Rest of Business achieved an accumulated net attributable profit of €481m during the first nine months of 2025, 20.0% higher than in the same period of the previous year, favored by the evolution of the recurring revenues and the NTI, which widely offset the increase in operating expenses.
In the year-on-year evolution of the main lines of the area's income statement at the end of September 2025, the following was particularly noteworthy:
Net interest income grew by 15.7% as a result of increased activity volumes and appropriate price management. By geographical areas, growth in the New York branch stood out.
Net fees and commissions had an excellent performance and increased by 53.9%, thanks to issuance activity in the primary debt market and relevant operations in project finance and corporate loans. Commissions originating in Europe and the United States stood out.
The NTI grew by 8.8% with the favorable performance of the United States standing out thanks to commercial activity in foreign exchange, credit and interest rates.
Increase in operating expenses of 26.9% mainly explained by higher expenses in Europe and, to a lesser extent, in the United States due to new hires and investment in strategic projects.

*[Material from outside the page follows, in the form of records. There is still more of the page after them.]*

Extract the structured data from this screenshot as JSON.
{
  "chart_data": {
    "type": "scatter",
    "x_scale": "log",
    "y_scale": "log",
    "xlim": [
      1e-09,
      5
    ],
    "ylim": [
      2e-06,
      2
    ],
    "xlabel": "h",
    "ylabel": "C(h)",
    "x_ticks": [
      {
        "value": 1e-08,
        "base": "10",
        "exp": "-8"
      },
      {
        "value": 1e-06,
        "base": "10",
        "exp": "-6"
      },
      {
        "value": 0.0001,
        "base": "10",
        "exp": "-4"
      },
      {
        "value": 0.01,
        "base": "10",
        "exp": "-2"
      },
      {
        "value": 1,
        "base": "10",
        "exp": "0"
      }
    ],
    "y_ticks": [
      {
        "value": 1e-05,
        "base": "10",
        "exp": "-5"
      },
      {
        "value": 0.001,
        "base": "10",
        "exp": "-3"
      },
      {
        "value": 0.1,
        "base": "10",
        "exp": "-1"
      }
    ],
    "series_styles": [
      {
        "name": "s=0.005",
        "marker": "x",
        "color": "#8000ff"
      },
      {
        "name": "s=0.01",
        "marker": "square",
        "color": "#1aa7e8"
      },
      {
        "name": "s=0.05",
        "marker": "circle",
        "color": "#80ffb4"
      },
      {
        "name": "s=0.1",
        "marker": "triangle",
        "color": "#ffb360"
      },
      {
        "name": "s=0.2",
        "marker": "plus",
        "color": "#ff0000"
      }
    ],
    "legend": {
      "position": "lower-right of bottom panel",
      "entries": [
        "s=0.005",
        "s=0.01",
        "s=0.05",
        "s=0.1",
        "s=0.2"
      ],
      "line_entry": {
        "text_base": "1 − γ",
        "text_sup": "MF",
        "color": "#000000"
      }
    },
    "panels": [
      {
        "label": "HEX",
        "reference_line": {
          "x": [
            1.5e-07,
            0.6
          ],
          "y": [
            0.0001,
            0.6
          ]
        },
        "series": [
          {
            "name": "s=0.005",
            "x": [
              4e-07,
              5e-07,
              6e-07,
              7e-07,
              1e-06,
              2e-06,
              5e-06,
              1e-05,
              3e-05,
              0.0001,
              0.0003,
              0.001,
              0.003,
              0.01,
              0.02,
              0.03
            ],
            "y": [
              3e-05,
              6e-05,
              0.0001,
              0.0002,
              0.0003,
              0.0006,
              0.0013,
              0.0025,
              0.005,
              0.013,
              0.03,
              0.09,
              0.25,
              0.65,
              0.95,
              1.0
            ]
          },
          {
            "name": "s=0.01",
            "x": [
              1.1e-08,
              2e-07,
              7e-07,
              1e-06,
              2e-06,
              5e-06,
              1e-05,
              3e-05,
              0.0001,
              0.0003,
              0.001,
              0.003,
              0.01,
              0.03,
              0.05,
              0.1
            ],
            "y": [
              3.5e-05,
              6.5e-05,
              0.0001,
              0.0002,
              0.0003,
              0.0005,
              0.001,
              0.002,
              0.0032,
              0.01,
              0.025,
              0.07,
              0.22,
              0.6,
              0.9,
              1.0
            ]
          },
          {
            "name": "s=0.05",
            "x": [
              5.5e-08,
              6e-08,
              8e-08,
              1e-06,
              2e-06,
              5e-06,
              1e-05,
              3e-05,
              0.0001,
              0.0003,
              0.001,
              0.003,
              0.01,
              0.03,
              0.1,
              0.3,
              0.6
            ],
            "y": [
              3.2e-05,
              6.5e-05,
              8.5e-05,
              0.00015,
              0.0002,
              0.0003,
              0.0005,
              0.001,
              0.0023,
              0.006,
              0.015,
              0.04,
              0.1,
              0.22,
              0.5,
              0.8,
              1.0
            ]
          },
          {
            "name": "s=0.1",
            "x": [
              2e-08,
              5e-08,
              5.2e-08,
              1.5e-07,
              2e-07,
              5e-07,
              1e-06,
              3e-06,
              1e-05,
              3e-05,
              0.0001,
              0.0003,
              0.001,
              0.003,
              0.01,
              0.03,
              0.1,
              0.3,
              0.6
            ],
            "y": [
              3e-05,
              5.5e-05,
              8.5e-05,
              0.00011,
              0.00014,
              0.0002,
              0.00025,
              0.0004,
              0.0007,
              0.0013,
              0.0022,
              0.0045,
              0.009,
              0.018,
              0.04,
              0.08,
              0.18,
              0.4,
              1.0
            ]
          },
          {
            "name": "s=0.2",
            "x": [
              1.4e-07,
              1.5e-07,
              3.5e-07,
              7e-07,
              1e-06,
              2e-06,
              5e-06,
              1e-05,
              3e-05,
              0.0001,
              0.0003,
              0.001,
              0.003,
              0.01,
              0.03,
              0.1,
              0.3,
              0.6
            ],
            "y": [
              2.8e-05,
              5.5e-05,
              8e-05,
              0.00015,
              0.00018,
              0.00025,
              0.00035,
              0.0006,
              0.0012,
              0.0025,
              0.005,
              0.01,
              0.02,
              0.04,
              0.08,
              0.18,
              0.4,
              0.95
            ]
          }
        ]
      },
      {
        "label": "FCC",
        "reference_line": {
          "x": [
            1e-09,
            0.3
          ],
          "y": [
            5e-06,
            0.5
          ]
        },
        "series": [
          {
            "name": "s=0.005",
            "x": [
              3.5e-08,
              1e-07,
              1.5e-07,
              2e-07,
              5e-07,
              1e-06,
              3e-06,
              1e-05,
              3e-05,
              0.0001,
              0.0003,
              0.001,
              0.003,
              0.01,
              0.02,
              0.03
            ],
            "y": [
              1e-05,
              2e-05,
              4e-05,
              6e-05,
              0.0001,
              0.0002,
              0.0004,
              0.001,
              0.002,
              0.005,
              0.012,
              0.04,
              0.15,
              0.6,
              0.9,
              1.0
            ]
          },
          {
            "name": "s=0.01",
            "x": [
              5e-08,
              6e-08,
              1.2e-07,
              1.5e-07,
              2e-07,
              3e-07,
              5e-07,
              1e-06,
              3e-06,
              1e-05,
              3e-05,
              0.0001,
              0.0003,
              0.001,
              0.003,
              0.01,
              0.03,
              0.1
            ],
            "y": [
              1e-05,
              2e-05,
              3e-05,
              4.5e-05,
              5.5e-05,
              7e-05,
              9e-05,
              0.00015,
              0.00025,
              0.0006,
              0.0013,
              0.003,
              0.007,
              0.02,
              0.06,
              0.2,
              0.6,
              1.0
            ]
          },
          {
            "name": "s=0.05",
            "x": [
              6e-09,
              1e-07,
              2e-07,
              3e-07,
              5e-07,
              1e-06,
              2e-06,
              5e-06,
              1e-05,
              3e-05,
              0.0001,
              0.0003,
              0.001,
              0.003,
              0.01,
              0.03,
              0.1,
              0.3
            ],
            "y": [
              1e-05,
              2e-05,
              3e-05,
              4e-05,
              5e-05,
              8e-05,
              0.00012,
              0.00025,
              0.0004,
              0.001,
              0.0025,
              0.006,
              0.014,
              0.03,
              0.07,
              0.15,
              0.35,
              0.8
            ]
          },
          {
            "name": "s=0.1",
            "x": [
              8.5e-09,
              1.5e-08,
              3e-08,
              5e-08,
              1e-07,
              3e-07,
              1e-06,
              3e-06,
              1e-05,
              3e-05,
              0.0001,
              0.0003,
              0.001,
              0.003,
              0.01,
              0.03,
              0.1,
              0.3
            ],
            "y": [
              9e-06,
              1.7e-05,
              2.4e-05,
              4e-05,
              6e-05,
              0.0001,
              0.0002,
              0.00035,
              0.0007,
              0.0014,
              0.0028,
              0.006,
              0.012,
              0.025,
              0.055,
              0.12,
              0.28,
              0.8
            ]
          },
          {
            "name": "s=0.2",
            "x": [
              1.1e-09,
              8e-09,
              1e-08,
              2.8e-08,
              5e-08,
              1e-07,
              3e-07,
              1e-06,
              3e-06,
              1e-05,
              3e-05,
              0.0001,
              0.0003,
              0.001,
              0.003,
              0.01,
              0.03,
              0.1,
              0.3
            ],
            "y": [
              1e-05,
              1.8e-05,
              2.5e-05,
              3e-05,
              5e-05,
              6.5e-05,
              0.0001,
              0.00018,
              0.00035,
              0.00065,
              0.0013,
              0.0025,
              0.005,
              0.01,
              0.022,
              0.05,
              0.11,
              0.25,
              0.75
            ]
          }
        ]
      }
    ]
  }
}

The impairment on financial assets line at the end of September 2025 recorded a balance of €-47m, figure which is higher than in the same period of the previous year, mainly originated in higher provisions in the United States. Meanwhile, the cumulative cost of risk at the end of September fell by 4 basis points compared to June to 0.10%, due in part to lower provisions for individual customers.
In the third quarter of 2025 and excluding the effect of the exchange rates fluctuations, the Group's Rest of Businesses as a whole generated a net attributable profit of €178m, 29.6% above that of the previous quarter. In the quarterly evolution, the good performance of recurring revenues and NTI were partially offset by the increase in the operating expenses associated with strategic plans.